Tecrübe Yol Gösterir
CHP, devlet tecrübesi yüksek, parlamentonun her kademesinde görev yapmış, yılların birikimiyle yetişmiş kadrolarıyla Türkiye’nin en köklü siyasal hareketidir. Ülkenin “mayınlı bir arazide” yürüdüğü böylesi bir dönemde bu tecrübenin önemi daha da belirgindir. Parti programında yer alan “eşit yurttaşlık” dili, anayasal çerçeve içinde elbette kabul edilebilir bir yaklaşımdır; ancak “Türk” kavramı üzerinden bazı çevreler tarafından istismar edilmeye başlanmıştır.
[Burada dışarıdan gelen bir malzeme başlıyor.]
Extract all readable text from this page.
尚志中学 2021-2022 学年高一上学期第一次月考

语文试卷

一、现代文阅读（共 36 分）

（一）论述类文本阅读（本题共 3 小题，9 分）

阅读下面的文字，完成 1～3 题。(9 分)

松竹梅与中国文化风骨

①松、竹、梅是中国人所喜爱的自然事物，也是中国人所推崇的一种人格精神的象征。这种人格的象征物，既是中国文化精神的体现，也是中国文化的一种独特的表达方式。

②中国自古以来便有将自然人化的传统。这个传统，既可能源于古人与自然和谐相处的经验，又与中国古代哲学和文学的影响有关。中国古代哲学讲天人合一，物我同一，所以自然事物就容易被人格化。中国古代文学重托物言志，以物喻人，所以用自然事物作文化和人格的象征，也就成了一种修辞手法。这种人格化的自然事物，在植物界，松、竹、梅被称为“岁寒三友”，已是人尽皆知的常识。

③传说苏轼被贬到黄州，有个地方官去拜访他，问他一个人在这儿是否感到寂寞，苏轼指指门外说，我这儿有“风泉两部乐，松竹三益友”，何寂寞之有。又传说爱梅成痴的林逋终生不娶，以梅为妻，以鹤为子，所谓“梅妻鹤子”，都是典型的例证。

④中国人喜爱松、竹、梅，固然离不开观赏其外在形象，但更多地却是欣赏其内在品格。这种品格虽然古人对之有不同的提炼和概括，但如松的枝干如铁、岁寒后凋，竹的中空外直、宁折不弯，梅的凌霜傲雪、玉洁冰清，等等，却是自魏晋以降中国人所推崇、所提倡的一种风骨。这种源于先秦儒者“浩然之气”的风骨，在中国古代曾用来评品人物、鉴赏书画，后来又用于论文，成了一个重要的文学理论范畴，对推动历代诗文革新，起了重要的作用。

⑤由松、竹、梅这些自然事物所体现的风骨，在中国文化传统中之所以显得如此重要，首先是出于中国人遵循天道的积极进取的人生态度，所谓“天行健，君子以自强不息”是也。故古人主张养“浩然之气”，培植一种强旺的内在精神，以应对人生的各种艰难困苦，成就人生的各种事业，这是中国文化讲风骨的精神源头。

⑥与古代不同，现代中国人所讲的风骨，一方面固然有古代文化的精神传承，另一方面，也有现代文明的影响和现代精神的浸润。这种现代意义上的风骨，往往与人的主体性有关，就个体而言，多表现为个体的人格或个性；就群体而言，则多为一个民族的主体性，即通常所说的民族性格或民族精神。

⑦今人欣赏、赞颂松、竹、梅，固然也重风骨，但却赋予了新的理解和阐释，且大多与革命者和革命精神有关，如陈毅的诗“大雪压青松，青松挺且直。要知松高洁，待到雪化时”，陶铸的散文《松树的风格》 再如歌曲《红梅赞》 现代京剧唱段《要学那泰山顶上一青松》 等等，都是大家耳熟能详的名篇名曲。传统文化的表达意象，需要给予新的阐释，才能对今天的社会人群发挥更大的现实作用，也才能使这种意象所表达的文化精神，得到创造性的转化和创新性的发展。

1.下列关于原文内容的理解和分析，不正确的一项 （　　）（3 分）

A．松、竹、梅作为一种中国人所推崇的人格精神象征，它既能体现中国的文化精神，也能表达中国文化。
Bu, CHP’nin Atatürkçü, seküler, milliyetçi ve ulusalcı tabanında hassasiyet yaratabilecek ciddi bir risk taşımaktadır. “CHP etnik federasyon taleplerine sessiz kalıyor” söylemiyle karşılaşma riski de vardır.
Bu nedenle ideal söylem şu iki cümlede toplanmalıdır:
“Türkiye Cumhuriyeti’nin bütün yurttaşları, Türk milletinin eşit ve onurlu üyeleridir.”
“Her yurttaşın kimliği, dili, inancı özgürdür; devlet herkes karşısında eşittir.”Bu yaklaşım; ulusal birliği korur, eşitliği güvence altına alır, kimlik çeşitliliğini sahiplenir ve barışçıl çözüm için en geniş toplumsal desteği sağlar. Program hazırlanırken bu dengenin korunması şarttır. Dimyata pirince giderken evdeki bulgurdan olmayalım.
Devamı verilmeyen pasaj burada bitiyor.